The NHS has been pledged an £8bn increase in its overall funding by 2020, but Mr Stevens said the basis of his five-year plan for the health service, which the Conservatives pledged to support at the election, was that funding would be ‘front-loaded’, with most of extra cash arriving in 2016/17 and 2017/18.

With the Chancellor seeking to save £20bn from Government budgets, it is thought the Treasury wants funding to increase more slowly. But Mr Stevens said the NHS needed extra cash to “kick-start” service changes that he says will lead to savings in the long-run.

“As of today, considerably more progress is going to be needed before we can say we have a genuinely workable NHS funding solution for 2016-17 and 2017-18, but spending reviews usually come down to the wire, so hopefully we’ll get there by 25 November,” he told the Health Service Journal adding that a recent report by the Organisation for Economic Cooperation and Development, which identified short-staffing in the NHS, had highlighted how UK health spending was already “incredibly lean”.

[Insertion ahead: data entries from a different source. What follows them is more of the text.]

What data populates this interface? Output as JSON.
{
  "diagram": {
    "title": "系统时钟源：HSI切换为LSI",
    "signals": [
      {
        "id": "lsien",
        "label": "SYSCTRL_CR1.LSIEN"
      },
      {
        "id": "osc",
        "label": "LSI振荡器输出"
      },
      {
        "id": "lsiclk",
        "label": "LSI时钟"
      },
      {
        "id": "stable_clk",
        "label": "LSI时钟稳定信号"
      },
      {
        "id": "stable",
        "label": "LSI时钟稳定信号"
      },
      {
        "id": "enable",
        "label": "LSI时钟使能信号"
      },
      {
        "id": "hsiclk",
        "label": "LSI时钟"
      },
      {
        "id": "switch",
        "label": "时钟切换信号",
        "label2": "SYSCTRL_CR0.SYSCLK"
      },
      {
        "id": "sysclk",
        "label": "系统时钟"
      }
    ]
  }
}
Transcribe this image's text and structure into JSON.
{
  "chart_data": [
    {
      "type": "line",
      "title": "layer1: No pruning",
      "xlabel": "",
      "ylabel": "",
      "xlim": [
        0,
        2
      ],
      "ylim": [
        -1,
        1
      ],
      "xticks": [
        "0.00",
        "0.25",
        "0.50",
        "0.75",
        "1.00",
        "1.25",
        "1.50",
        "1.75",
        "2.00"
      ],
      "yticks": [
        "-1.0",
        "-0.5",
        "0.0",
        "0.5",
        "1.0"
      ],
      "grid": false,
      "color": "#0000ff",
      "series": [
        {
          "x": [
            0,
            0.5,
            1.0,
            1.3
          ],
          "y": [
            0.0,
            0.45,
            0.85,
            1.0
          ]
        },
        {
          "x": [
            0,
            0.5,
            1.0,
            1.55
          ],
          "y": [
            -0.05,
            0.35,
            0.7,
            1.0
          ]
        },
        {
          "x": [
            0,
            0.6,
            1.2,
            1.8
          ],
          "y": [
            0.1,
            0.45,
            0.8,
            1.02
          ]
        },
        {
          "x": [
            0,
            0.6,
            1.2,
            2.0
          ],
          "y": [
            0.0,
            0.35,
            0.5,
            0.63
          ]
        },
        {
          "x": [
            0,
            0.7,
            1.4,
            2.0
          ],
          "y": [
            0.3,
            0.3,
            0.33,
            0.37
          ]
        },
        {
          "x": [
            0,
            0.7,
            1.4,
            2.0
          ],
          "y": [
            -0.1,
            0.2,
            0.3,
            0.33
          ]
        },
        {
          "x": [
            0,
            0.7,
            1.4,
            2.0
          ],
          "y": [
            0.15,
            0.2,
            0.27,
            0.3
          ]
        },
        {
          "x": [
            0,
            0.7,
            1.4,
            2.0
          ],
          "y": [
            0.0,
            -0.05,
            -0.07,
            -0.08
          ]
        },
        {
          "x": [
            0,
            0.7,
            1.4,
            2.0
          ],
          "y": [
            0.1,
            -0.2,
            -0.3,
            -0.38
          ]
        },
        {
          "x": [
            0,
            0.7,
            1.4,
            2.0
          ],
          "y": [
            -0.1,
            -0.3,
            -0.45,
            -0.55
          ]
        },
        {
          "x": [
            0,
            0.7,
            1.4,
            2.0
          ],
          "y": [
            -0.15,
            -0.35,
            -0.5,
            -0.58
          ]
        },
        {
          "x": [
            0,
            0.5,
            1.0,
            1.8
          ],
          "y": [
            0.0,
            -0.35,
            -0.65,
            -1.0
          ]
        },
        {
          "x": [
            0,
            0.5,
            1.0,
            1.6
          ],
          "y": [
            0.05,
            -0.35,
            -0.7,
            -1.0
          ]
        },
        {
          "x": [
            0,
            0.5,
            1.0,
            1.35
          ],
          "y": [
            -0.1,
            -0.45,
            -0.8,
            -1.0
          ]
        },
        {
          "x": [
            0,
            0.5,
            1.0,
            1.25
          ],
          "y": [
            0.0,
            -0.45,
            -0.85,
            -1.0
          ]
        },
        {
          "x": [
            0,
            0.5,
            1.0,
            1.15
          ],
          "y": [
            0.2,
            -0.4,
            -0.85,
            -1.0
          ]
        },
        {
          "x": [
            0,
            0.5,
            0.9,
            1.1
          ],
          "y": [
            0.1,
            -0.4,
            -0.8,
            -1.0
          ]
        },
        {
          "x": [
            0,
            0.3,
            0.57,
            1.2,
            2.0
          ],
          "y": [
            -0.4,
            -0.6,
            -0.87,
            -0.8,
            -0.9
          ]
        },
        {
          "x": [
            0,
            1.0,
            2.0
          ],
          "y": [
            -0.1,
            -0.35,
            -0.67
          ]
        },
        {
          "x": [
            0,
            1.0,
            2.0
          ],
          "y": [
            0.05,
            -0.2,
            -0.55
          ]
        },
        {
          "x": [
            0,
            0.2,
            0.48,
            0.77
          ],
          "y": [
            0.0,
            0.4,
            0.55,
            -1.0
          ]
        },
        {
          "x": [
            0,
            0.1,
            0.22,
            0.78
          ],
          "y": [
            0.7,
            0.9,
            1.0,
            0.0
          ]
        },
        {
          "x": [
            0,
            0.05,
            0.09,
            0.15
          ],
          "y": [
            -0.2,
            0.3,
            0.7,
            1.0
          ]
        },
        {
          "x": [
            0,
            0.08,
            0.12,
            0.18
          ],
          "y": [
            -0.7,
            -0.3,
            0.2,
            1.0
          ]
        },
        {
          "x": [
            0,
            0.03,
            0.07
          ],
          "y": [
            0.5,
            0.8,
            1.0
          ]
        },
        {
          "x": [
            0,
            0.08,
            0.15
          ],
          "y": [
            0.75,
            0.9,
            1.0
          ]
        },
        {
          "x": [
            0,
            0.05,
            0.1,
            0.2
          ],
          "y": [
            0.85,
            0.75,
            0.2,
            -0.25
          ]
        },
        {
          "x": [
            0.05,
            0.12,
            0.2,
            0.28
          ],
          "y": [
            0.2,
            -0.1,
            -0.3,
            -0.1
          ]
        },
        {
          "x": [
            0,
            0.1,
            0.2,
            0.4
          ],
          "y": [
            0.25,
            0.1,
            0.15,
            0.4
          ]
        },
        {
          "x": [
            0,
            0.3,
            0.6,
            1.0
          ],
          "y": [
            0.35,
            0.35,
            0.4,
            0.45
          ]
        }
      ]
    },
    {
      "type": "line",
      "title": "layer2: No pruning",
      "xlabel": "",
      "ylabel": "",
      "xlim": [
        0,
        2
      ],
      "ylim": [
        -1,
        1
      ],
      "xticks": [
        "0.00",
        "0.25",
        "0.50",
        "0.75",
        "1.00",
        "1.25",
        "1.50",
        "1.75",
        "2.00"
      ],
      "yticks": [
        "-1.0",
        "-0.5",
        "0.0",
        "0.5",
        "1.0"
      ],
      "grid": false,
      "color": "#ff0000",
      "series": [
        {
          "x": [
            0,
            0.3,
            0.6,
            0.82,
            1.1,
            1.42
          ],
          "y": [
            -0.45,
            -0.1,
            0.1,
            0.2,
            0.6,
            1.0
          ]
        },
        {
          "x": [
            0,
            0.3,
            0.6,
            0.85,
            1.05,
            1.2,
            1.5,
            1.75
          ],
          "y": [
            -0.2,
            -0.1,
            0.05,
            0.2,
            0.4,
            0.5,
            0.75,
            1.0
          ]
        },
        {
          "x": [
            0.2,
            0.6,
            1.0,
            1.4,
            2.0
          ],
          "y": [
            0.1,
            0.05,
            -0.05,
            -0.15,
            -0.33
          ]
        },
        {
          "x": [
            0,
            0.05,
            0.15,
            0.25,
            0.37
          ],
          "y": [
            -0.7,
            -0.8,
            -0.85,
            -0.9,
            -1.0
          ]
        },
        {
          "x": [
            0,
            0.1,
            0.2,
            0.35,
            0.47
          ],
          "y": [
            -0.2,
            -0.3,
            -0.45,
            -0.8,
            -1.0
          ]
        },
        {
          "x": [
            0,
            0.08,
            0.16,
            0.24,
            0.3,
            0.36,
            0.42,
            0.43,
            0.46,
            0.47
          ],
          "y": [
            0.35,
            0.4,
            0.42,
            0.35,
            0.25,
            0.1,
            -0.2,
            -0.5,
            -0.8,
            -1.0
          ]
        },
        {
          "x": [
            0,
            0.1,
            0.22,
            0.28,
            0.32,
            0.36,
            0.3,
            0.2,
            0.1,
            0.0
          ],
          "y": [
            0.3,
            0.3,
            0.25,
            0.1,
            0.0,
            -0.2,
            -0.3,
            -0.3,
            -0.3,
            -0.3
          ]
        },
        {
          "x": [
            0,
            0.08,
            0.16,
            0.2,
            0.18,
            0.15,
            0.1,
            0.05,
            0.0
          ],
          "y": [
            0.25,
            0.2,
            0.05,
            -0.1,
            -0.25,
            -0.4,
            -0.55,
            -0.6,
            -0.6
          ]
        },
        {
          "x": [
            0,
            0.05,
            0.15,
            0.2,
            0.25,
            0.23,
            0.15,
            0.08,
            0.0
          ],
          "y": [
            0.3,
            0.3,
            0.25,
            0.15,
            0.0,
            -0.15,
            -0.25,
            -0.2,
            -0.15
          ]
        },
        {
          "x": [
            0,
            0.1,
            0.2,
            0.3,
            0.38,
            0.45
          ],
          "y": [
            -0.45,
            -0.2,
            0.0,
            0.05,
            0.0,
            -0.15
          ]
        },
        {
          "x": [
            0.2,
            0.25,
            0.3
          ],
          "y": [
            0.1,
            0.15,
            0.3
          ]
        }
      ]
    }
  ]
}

Council care budgets are at risk from further cuts.

Mr Osborne said on 9 November that the Department of Communities and Local Government (DCLG) would see its day-to-day funding fall by eight per cent each year for the next four years.

While this cut applies to departmental spending and not council budgets, the Local Government Association (LGA) warned that, if the spending review were to propose a similar size cut for councils would mean even less support for the elderly and vulnerable.

“A similar size reduction to core council funding would leave councils facing £16.5 billion in funding reductions and increased cost pressures by the end of the decade,” Lord Porter, chairman of the LGA said. “This would have a significant impact on the ability of councils to continue protecting the services communities rely on,”

Two other departments – Transport and Environment – have also reached early agreements with the Chancellor on eight per cent cuts for four years to their day-to-day resource spending. Both departments have large capital budgets which will not be affected by the cuts announced so far. The Treasury will also cut departmental spending.

Mr Osborne’s decision to announce the cuts in advance of his autumn statement piles on ministers still in talks with the Chancellor. Work and Pensions Secretary Iain Duncan Smith, Home Secretary Theresa May and Foreign Secretary Philip Hammond are all understood to among those yet to reach agreement over cuts to their departments.